The second function is to rotate your wrists. Go ahead and bend your elbow 90 degrees and face your palm to the floor. Take your opposite hand and place it on top of your bicep. Now, rotate your wrist so that your palm is facing the sealing, and repeat this motion as many times as you want. You should be able to feel your bicep tightening and relaxing as you rotate your wrist.
This second function of the biceps is called supination. When your palms are facing up toward the ceiling, we say that your palms are in the supinated position. This is the position your hands will be in when you do bicep curls. Pronation is the opposite movement: you rotate your wrist until your palm faces the floor and is in the pronated position. This is the position you use to do reverse curls and work your forearms.
Since the supinated position is the one that works the biceps most directly, logic tells us that exercises that put your hand into a supinated position (such as barbell curls) will work the bicep muscles more directly than other exercises. The EZ-curl bar has a less direct effect on the biceps because they are not in the supinated position. In fact, you might notice that the angle of your hands on the EZ-curl bar is close to the angle your hands are in when you do hammer curls – which places significant stress on the forearms.

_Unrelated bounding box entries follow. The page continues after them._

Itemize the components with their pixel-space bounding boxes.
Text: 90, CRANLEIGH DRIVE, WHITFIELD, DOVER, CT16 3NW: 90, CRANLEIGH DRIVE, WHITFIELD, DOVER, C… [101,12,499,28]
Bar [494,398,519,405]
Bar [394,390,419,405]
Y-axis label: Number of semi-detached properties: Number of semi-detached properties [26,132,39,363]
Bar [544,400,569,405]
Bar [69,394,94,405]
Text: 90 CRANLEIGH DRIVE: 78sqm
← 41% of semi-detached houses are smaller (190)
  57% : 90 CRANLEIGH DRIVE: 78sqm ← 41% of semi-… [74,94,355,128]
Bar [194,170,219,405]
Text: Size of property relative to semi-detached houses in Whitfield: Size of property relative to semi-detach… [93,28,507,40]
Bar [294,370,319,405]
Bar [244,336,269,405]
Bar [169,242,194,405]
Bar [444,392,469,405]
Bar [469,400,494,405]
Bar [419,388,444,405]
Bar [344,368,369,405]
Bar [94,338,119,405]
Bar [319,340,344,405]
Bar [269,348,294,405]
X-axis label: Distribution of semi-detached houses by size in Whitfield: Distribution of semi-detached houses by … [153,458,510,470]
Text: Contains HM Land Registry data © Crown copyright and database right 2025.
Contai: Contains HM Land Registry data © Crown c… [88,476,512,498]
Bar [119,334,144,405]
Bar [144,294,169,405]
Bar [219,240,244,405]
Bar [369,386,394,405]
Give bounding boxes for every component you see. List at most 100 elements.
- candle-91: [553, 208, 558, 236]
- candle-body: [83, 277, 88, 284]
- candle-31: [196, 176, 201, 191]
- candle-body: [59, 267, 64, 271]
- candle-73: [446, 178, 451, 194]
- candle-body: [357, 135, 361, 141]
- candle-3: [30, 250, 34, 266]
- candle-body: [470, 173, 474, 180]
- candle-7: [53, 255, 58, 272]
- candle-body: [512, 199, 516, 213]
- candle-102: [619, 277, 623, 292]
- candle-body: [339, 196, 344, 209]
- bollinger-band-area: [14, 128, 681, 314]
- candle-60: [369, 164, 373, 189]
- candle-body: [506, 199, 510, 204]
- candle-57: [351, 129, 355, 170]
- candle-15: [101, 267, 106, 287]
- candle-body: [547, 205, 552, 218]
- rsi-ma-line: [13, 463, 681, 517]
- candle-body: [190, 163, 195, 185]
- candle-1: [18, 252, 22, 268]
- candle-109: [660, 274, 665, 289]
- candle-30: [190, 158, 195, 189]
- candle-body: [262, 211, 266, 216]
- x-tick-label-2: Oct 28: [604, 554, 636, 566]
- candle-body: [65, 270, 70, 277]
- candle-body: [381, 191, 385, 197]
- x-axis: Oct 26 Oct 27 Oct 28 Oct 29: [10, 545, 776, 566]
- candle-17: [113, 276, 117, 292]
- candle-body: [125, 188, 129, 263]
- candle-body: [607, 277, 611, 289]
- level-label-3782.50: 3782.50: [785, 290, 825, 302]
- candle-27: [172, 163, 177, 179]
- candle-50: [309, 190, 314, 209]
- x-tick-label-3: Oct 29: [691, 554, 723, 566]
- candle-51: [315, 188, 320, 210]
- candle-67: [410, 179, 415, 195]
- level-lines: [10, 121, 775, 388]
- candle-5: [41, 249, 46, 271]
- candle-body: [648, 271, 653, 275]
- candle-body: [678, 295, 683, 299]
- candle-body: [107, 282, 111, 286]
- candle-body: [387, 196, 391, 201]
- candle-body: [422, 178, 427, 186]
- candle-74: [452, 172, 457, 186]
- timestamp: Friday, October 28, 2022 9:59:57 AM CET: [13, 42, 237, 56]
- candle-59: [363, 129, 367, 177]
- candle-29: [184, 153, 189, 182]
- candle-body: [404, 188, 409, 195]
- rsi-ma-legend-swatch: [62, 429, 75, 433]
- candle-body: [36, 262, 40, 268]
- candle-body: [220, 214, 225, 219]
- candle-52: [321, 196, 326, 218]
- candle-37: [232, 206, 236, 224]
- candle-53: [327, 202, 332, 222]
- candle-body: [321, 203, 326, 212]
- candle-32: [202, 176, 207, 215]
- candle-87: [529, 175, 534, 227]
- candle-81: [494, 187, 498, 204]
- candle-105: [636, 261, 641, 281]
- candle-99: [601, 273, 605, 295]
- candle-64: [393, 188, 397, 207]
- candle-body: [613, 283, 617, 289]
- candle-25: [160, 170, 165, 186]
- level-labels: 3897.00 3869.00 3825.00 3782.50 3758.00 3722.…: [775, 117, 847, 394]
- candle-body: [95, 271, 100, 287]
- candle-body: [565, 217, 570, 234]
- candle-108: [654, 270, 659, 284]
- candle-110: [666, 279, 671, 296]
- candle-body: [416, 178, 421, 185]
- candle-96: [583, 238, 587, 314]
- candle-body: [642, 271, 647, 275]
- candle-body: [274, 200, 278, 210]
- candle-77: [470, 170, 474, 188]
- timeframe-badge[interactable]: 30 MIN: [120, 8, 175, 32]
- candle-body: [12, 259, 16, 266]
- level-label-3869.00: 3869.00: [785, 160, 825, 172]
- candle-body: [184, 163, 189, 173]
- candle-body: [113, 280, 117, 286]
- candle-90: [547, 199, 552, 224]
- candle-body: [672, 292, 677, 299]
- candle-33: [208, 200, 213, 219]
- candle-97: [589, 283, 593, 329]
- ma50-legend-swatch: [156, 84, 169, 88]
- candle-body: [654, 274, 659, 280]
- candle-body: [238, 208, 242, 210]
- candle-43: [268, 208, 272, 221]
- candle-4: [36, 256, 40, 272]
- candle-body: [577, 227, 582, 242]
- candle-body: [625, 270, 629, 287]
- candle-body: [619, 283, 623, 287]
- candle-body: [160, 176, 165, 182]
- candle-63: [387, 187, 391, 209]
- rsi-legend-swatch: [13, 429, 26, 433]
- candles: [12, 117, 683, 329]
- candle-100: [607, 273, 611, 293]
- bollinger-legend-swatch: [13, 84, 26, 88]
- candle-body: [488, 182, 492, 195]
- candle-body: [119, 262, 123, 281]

The two basic functions of the biceps can be incorporated into our workouts with a simple movement while doing dumbbell curls. To accomplish this, begin your dumbbell curls with the palms facing inward toward your body. As you raise the dumbbells, about a third of the way up, rotate your wrist so that your hand is in the supinated position with the palm facing upward. Reverse this rotating movement as you lower your hands back down to your sides. This way, you will have worked the rotating and the curling functions into to your bicep workouts.
If you’re just getting started with working out in a gym, you should probably begin by focusing on the basic bicep exercises. Be sure and do plenty of barbell curls, dumbbell curls and preacher curls. As you add size and mass to your biceps you may begin to focus more on isolation exercises such as concentration curls which will add height to the peak of your biceps.
Even though your biceps won’t need to be trained with as many sets as some of the smaller muscle groups, you’ll add intensity to you bicep routine as you moved from beginner levels to more advanced training. With dedication, hard work, proper dieting, and supplementation, you’ll see your biceps begin to blow up like balloons if you haven’t already.